Comment by theshrike79
6 years ago
In large systems you can unit test your code within an inch of its life and it can still fail in integration tests.
6 years ago
In large systems you can unit test your code within an inch of its life and it can still fail in integration tests.
Exactly. I have a product that spans multiple devices and multiple architectures: micro controllers, SDKs and drivers running on PCs, third-party devices with firmware on them and FPGA code. They all evolve at their own pace, and there’s a big explosion of possible combinations in the field.
We ended up emulating the hardware, run all the software on the emulated hardware, and deploy integration tests to a thousand nodes on AWS for a few minutes it takes to test each combination. Tests finish quickly and it has been a while since we shipped something with a bug in it.
But there’s a catch: we have to unit test the test infrastructure against real hardware - I believe it’d be called test validation. Thus all the individual emulators and cosimulation setups have to have equivalent physical test benches, automated so that no human interaction is needed to compare emulated output to real output. In more than a few cases, we need cycle-accurate behavior.
The test harness unit (validation ) test has to, for example, spin up a logic analyzer and a few MSO oscilloscopes, reinitialize the test bench – e.g. load the 3rd party firmware we test against, then get it all synchronized and run the validation scenarios. Oh, and the firmware of the instrumentation is also a part of the setup: we found bugs in T&M equipment firmware/software that would break our tests. We regression test that stuff, too.

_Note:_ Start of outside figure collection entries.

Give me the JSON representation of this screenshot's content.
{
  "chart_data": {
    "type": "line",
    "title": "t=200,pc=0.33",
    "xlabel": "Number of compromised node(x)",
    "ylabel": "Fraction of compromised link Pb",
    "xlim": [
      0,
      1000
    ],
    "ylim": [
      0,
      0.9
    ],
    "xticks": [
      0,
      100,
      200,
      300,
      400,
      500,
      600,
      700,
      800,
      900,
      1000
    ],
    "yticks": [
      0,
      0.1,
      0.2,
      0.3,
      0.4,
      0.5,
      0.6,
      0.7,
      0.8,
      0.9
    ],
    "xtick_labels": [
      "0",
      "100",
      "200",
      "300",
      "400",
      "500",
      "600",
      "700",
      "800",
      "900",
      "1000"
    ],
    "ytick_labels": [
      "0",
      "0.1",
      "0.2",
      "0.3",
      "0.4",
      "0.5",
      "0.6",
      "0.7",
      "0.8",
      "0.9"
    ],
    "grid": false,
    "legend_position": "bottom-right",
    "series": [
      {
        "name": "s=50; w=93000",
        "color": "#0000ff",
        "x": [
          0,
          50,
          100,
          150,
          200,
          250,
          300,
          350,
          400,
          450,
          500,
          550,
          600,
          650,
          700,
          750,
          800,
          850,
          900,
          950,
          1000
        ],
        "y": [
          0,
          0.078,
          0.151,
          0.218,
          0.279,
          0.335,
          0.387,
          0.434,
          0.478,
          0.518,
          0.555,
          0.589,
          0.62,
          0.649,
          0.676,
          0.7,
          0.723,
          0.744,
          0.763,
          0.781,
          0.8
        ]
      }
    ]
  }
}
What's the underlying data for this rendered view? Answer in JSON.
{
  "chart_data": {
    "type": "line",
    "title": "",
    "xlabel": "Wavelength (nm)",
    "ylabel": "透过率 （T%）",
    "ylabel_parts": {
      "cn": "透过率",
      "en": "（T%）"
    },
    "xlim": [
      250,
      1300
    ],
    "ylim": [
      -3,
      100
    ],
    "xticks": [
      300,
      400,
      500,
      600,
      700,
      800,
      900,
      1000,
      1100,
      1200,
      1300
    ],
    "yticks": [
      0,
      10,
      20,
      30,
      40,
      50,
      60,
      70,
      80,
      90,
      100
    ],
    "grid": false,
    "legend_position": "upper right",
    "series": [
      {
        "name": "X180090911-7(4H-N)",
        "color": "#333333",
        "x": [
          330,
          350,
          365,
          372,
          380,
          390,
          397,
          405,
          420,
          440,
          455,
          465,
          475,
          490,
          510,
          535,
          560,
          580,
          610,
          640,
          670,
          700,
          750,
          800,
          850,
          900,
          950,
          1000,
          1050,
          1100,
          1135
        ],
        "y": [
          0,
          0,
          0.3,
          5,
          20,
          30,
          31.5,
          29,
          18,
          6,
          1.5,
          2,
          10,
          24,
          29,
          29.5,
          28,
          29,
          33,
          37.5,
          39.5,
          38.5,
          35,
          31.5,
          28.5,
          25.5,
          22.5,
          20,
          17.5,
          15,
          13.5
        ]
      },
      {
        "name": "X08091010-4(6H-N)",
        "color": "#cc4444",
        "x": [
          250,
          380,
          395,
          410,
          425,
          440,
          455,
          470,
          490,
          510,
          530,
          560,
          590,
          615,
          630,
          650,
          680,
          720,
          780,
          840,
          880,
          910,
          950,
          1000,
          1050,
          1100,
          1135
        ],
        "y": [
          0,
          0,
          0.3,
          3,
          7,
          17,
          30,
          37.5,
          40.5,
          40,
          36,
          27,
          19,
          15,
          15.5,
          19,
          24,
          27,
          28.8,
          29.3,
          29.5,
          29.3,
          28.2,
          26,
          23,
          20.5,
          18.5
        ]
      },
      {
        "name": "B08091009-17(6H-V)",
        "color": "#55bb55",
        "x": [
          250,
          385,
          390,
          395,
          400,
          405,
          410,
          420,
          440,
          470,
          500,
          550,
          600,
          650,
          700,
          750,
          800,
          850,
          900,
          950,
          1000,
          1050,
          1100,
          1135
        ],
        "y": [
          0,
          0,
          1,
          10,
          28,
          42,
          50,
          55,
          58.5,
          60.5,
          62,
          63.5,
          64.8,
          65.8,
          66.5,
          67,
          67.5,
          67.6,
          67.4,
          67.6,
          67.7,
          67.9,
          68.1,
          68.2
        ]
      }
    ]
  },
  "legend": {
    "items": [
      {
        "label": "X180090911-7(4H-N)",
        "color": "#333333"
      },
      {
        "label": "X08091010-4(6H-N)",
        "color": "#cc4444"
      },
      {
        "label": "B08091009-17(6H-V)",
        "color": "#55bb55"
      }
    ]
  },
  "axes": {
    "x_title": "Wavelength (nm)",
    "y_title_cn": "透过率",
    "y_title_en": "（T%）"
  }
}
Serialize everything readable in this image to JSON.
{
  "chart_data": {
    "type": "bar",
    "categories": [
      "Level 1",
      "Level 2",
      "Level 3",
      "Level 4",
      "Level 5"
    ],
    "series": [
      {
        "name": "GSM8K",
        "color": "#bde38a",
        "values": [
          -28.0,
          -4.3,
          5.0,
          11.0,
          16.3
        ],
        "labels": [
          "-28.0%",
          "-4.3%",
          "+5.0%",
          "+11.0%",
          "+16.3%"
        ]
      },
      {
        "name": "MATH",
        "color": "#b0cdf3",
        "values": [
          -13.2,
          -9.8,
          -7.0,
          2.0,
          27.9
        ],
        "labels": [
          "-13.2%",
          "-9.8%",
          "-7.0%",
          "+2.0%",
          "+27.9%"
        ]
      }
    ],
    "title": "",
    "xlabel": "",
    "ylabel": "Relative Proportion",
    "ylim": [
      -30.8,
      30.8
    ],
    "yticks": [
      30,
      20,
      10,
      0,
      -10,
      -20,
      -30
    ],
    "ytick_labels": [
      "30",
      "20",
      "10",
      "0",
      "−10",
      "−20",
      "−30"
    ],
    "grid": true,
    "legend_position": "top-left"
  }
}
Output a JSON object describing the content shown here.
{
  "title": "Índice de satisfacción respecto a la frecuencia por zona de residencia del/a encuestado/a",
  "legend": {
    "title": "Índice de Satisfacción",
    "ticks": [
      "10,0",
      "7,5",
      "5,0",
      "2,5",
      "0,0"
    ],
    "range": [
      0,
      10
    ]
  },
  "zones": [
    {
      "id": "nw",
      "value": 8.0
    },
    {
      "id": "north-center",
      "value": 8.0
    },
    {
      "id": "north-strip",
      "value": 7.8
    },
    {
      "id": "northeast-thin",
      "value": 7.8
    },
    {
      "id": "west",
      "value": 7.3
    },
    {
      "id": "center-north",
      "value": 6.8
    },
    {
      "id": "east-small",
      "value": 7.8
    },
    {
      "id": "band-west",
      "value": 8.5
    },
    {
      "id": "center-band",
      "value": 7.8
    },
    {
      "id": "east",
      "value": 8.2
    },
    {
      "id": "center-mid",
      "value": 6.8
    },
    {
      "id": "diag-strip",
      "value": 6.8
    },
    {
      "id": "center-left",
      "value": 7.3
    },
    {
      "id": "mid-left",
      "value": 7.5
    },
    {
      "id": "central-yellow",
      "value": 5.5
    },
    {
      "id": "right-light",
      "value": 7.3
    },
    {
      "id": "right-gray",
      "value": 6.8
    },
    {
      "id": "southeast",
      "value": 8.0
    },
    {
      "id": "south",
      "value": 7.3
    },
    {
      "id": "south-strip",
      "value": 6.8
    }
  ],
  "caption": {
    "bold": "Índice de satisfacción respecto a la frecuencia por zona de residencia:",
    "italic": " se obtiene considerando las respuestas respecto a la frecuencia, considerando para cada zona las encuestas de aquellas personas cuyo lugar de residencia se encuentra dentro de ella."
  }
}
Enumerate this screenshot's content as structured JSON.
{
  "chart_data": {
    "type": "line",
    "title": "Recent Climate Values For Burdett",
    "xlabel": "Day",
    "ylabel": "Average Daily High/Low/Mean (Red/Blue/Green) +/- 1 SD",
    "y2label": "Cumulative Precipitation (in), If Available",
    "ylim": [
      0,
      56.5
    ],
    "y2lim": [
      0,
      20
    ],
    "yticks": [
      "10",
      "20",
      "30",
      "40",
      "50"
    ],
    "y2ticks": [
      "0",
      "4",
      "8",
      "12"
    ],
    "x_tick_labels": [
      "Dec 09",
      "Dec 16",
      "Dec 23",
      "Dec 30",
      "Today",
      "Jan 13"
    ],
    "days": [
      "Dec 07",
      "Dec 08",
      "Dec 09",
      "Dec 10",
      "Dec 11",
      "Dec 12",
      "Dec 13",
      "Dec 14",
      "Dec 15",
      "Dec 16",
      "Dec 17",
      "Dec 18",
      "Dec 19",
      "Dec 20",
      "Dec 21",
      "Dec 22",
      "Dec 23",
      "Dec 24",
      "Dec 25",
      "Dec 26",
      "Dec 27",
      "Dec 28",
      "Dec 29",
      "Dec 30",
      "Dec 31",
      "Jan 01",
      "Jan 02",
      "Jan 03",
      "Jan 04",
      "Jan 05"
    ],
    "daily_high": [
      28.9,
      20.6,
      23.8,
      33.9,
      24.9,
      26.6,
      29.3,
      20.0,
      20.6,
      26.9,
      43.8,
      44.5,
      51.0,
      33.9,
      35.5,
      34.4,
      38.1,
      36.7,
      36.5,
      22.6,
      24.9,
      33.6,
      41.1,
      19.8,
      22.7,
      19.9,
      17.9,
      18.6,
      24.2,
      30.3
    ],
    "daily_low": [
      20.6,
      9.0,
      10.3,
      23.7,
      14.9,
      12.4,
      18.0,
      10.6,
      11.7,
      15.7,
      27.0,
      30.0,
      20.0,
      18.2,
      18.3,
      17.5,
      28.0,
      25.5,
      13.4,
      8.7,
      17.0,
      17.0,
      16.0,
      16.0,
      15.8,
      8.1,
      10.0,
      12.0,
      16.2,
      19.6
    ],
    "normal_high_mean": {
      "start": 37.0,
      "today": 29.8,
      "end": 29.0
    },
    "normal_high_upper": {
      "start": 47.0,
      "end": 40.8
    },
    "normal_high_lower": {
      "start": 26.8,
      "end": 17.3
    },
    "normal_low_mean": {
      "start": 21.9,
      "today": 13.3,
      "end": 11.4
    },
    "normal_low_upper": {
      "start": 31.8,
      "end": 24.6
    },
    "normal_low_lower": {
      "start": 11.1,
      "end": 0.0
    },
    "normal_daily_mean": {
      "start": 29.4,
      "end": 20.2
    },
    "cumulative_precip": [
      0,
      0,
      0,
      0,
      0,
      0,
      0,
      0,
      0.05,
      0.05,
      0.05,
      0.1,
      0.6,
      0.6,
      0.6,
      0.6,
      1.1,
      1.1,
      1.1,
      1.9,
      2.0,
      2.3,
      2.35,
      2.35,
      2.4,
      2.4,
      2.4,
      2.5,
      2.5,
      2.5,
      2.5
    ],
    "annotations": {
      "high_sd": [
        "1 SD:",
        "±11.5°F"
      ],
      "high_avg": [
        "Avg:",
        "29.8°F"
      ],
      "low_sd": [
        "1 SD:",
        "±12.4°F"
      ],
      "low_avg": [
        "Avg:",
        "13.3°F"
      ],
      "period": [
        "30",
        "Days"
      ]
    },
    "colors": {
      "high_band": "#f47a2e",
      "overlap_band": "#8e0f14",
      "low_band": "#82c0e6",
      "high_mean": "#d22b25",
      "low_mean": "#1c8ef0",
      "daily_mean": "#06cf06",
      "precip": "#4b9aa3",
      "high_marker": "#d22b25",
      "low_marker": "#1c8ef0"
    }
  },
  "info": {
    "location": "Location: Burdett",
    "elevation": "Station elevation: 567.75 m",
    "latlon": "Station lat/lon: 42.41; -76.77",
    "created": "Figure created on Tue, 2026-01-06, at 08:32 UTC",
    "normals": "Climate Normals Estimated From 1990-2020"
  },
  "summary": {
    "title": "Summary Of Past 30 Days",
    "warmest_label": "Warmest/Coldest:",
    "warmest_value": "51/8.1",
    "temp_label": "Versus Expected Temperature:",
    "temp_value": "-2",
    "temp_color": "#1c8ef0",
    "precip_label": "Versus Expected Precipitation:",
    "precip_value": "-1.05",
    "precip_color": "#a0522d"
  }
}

All in all, a full test suite, run sequentially, takes about 40,000 hours, and that’s when being very careful about orthogonalizing the tests so that there’s a good balance between integration aspects and unit aspects.
I totally dig why Oracle has to do something like this, but on the other hand, we have a code base that’s not very brittle, but the integration aspects make it mostly impossible to reason about what could possibly break - so we either test, or get the support people overwhelmed with angry calls. Had we had brittle code on top of it, we’d have been doomed.